1. Geen warmtenet is hetzelfde
Warmtenetten zijn in de publieke opinie veelal hetzelfde, waardoor ophef over één warmtenet ook invloed heeft op de rest. Maar in de praktijk is vrijwel geen warmtenet hetzelfde. Belangrijk om te weten is dat elk warmtebedrijf, binnen het kader van de huidige Warmtewet, vrij is om daarbinnen zijn eigen keuzes en beleid te voeren. En dat kan, zelfs binnen één gemeente, al leiden tot verschillen in bijvoorbeeld tarieven en beleid.
Marktregulatie door de Autoriteit Consument & Markt (ACM)
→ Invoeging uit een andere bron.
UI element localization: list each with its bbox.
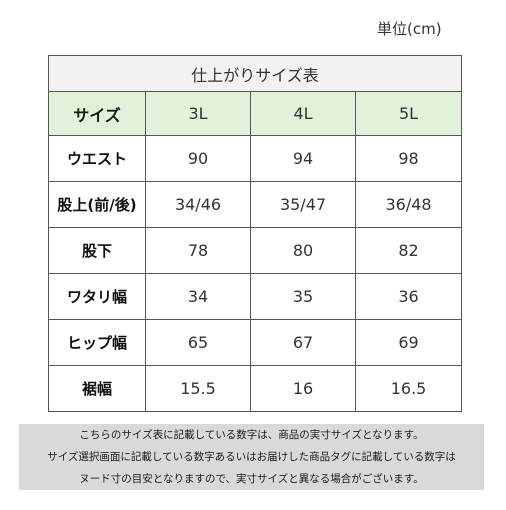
table-cell: 35/47 (250, 181, 356, 228)
header-4l: 4L (250, 91, 356, 136)
header-3l: 3L (145, 91, 251, 136)
row-label-inseam: 股下 (48, 227, 146, 274)
note-line: サイズ選択画面に記載している数字あるいはお届けした商品タグに記載している数字は (47, 451, 456, 463)
note-line: ヌード寸の目安となりますので、実寸サイズと異なる場合がございます。 (79, 473, 424, 485)
row-label-waist: ウエスト (48, 135, 146, 182)
table-cell: 94 (250, 135, 356, 182)
table-cell: 80 (250, 227, 356, 274)
table-cell: 36 (354, 273, 463, 320)
table-row: ヒップ幅 65 67 69 (48, 319, 463, 366)
table-row: ウエスト 90 94 98 (48, 135, 463, 182)
table-title: 仕上がりサイズ表 (47, 55, 463, 92)
table-cell: 15.5 (145, 365, 251, 412)
row-label-rise: 股上(前/後) (48, 181, 146, 228)
table-cell: 34 (145, 273, 251, 320)
unit-label: 単位(cm) (377, 20, 442, 38)
table-cell: 90 (145, 135, 251, 182)
note-line: こちらのサイズ表に記載している数字は、商品の実寸サイズとなります。 (79, 429, 424, 441)
notes-box: こちらのサイズ表に記載している数字は、商品の実寸サイズとなります。 サイズ選択画… (19, 424, 484, 490)
row-label-hip: ヒップ幅 (48, 319, 146, 366)
table-cell: 98 (354, 135, 463, 182)
table-cell: 16.5 (354, 365, 463, 412)
table-cell: 34/46 (145, 181, 251, 228)
row-label-hem: 裾幅 (48, 365, 146, 412)
table-cell: 65 (145, 319, 251, 366)
table-cell: 67 (250, 319, 356, 366)
table-cell: 78 (145, 227, 251, 274)
table-row: 裾幅 15.5 16 16.5 (48, 365, 463, 412)
table-cell: 35 (250, 273, 356, 320)
table-title-row: 仕上がりサイズ表 (47, 55, 463, 92)
header-size-label: サイズ (48, 91, 146, 136)
table-cell: 69 (354, 319, 463, 366)
table-row: 股下 78 80 82 (48, 227, 463, 274)
table-row: ワタリ幅 34 35 36 (48, 273, 463, 320)
row-label-thigh: ワタリ幅 (48, 273, 146, 320)
table-cell: 16 (250, 365, 356, 412)
table-header-row: サイズ 3L 4L 5L (48, 91, 463, 136)
table-row: 股上(前/後) 34/46 35/47 36/48 (48, 181, 463, 228)
header-5l: 5L (354, 91, 463, 136)
size-table: 仕上がりサイズ表 サイズ 3L 4L 5L ウエスト 90 94 98 股上(前… (47, 55, 463, 412)
table-cell: 82 (354, 227, 463, 274)
table-cell: 36/48 (354, 181, 463, 228)
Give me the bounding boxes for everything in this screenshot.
Alle warmtenetten vallen onder de huidige Warmtewet. Een belangrijk onderdeel van deze wet is de marktregulatie door de Autoriteit Consument en Markt (ACM), met maximumtarieven voor zowel de geleverde warmte als de jaarlijkse vaste kosten die bij een warmtenetaansluiting komen. Deze maximumtarieven worden jaarlijks vastgesteld in december op basis van een vergelijk met de aardgasprijs op dat moment. Dit heet het Niet-Meer-Dan-Anders principe (NMDA). Warmtetarieven liggen vast voor één kalenderjaar en kunnen tussentijds niet gewijzigd worden, ongeacht wat de aardgasprijs doet. Daarnaast controleert de ACM óók het winstpercentage van warmtebedrijven, zodat die maar een relatief kleine winstmarge kunnen rekenen. Ter vergelijking: er zit meer marge op een pot Nutella in de supermarkt.
Tarieven van geleverde warmte (gigajoules /GJ’s)
Een warmtenet is een lokaal product, met mogelijke lokale warmtebronnen zoals restwarmte uit een afvalverbrandingsinstallatie, geothermie, datacentra, productie-industrie, Duurzame Energie Installatie of een rioolwaterzuiveringsinstallatie. In de ene plaats ligt al heel lang een warmtenet, dat zichzelf aan het terugverdienen is. Elders, zoals in Ede, wordt nog vooral geïnvesteerd in uitbreiding van het warmtenet; hetgeen een kostbare aangelegenheid is. De lokale kostprijs voor warmte en dus de tarieven, zijn daarom verschillend per warmtenet. Maar de tarieven zijn allemaal gebonden aan de maximumtarieven die de ACM jaarlijks vaststelt op basis van een vergelijk met de aardgasprijs van dat moment. Ten opzichte van enkele jaren geleden ligt de aardgasprijs momenteel een stuk hoger. Dan veronderstelt de huidige Warmtewet dat warmtebedrijven hun volle tarief kunnen (en moeten) doorrekenen aan klanten, want er is geen subsidie meer die de tarieven verlagen. Hieronder is een grafiek te zien van hoe de warmteprijs (Het warmtenet in Amersfoort is hierin gelijk aan Ede; zij vallen beiden onder Energie voor Elkaar) en de aardgasprijs zich over de jaren ontwikkeld heeft, daarin is te zien dat bij hoge aardgasprijzen een warmtenet aanzienlijk goedkoper is en bij lagere aardgasprijzen een warmtenet ongeveer gelijk is.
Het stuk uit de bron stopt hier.